As with the anti-refugee legislation, the prime minister and the business secretary Grant Shapps claimed that the Strikes (Minimum Service Levels) Bill had the ‘international seal of approval’ and was backed by the International Labour Organization. Like UNHCR, the ILO chief denied that the measures had his support, expressing concern that workers might have to accept ‘below-par’ situations to avoid losing their job.

Policing human rights 

The National Security Bill, considered earlier in relation to journalism, also contains clauses that continue the twin processes of extending the immunity of government agents and eroding universal human rights protections. Clause 30 (previously clause 23) gives ministers and officials effective criminal immunity for assisting or encouraging crimes abroad such as unlawful targeted killings or torture interrogations, by disapplying Serious Crime Act 2007 provisions criminalising encouragement of crime overseas, when the official’s action is deemed ‘necessary’ for the functions of the intelligence services or armed forces. Other clauses could prevent torture survivors obtaining redress in UK courts.

The Judicial Review and Courts Act, which came into force in July, already allows ministers to escape the effects of illegal decisions by giving judges the power to make quashing orders prospective only. A month after the Act came into force, justice secretary Dominic Raab was looking for further changes to make successful legal challenge to official decisions even more difficult.

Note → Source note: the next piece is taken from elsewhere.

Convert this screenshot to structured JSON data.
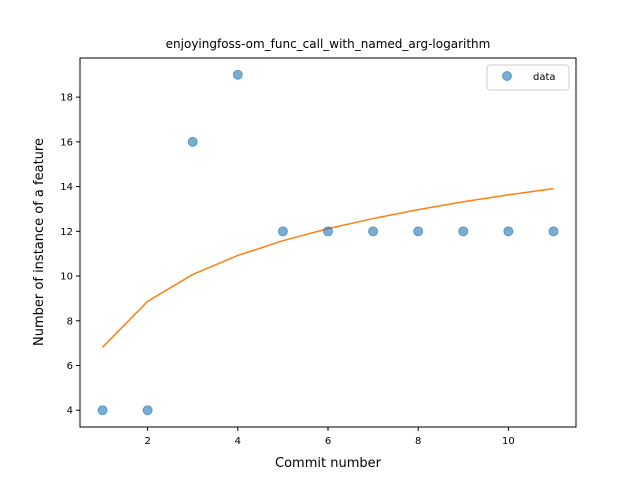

Sunak’s government, like Johnson’s and Truss’s, has shown that it believes firmly in the selectivity of rights, their reservation to those who ‘deserve’ them, through birth, education, wealth or high office. The sense of entitlement among ministers is antithetical to the survival of the system of protection of universal human rights in the UK. Its demise has loomed larger since June, when justice secretary Dominic Raab introduced the Bill of Rights Bill to parliament in response to the ECtHR’s interim ruling stopping the deportation flight to Rwanda. The Bill, which would repeal the Human Rights Act and reduce the influence of the European human rights court, ignored the findings of the independent Review of the HRA (which found the Act to be effective in protecting both parliamentary sovereignty and individual rights), and the warnings of four parliamentary committees of its constitutional importance and lasting impact.

The Bill was paused in September by then PM Liz Truss and is still to have its second Commons reading. It calls into question the nature of human rights, by making their vindication conditional on the behaviour of the applicant, and creates ‘an acceptable class of human rights abuses’ in the words of Law Society president Stephanie Boyce, by barring claims based on violations deemed not to have caused ‘significant disadvantage’. It removes the ability of those whose human rights are violated by British soldiers abroad to enforce them in the UK courts. It stipulates that interim injunctions issued by the European Court of Human Rights, like that which grounded the June Rwanda deportation flight, will no longer have effect. And by effectively reducing the rights of prisoners and deportees, who will be unable to rely on their family life in the UK avoid deportation unless the harm caused by deportation is ‘extreme’, it entrenches the idea that some people’s rights are more important than others, which as the JCHR pointed out, runs counter to the central principle of the universality of human rights. Prof Philippe Sands KC, who sat on the 2013 commission on a bill of rights, said the Bill’s ‘nationalistic and xenophobic spin on the idea of human rights’ ‘eviscerat[es] one of its most fundamental tenets: that basic human rights exist for all, and must be enforceable at the instance of all’.


The Institute of Race Relations is precluded from expressing a corporate view: any opinions expressed are therefore those of the authors.